Depuis 2016, Mme Habyarimana bénéficie du statut de témoin assisté et n’a jamais été mise en examen par les juges d’instruction, contrairement aux demandes du Pnat, qui inclut un pôle spécialisé dans les crimes contre l’humanité. Elle est la veuve de Juvénal Habyarimana, président hutu dont l’assassinat le 6 avril 1994 a précipité le génocide rwandais. Ce dernier a conduit à environ 800.000 morts, tant parmi les Tutsis que les Hutus modérés, tués par les Forces armées rwandaises et les milices hutu Interahamwe, selon les estimations de l’ONU.
Les quatre associations parties civiles soutiennent que Mme Habyarimana faisait partie des dirigeants de l' »Akazu », le cercle restreint du pouvoir hutu qui aurait orchestré le génocide. Cependant, elle conteste cette accusation, se présentant comme une mère au foyer pieuse et sans lien avec la politique.
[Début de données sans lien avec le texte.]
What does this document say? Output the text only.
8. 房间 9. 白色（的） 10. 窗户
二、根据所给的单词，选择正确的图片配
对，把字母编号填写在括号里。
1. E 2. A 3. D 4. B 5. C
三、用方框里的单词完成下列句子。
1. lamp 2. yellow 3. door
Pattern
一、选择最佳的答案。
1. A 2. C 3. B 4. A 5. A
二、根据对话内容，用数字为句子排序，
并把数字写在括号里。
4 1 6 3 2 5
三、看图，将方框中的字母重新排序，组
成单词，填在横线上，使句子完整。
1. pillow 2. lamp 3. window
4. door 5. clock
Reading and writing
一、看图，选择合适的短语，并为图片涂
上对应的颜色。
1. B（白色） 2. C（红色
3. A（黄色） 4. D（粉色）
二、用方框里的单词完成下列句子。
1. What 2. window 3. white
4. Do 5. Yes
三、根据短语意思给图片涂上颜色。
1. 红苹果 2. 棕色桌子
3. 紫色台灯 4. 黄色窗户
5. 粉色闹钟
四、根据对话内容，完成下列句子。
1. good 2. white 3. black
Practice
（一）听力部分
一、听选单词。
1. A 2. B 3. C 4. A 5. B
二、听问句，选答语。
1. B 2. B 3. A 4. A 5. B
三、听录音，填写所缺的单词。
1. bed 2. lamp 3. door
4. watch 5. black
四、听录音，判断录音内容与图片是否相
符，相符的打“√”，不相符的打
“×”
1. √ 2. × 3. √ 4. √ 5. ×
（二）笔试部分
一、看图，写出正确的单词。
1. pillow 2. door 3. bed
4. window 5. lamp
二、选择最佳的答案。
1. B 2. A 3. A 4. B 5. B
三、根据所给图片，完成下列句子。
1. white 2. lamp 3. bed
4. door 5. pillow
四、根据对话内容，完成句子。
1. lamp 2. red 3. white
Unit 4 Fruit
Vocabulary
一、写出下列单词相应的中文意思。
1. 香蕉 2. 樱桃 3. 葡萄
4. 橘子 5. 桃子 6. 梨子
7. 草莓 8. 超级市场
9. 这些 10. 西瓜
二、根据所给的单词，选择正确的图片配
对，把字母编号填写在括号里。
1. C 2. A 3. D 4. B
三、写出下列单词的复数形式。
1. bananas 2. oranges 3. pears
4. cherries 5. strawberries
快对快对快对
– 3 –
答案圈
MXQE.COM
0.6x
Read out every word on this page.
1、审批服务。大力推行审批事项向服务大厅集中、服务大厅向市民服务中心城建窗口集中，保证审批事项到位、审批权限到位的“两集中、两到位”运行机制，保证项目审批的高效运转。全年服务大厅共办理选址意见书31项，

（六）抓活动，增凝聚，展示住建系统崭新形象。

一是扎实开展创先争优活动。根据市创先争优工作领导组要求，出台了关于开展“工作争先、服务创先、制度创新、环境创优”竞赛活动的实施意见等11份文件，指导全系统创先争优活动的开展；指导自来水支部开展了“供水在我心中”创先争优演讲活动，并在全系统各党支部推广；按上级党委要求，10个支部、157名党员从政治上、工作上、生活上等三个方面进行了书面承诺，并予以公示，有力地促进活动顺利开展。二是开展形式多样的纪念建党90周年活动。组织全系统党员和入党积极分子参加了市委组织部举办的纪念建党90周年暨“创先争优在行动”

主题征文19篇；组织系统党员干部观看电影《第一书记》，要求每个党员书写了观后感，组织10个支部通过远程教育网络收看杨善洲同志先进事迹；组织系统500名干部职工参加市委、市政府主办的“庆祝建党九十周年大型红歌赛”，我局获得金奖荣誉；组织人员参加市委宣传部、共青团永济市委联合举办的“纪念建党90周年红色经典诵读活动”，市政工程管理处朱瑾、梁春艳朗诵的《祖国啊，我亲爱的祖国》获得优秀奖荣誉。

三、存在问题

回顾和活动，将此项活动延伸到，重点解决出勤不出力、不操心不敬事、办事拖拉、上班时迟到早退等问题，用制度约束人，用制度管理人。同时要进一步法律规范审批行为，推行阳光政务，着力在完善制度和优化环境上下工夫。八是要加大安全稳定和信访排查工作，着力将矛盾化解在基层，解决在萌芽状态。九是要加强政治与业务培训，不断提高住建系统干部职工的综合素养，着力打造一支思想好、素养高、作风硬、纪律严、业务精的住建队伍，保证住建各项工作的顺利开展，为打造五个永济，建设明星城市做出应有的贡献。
Les juges d’instruction avaient précédemment conclu, dans une ordonnance d’août 2025, qu’il n’existait pas de charges suffisantes pour établir sa complicité dans le génocide.
Suite à cette décision, le Pnat et les associations parties civiles avaient annoncé leur intention de faire appel. La récente décision de la cour d’appel marque un tournant dans cette affaire, relançant les espoirs de justice pour les victimes du génocide.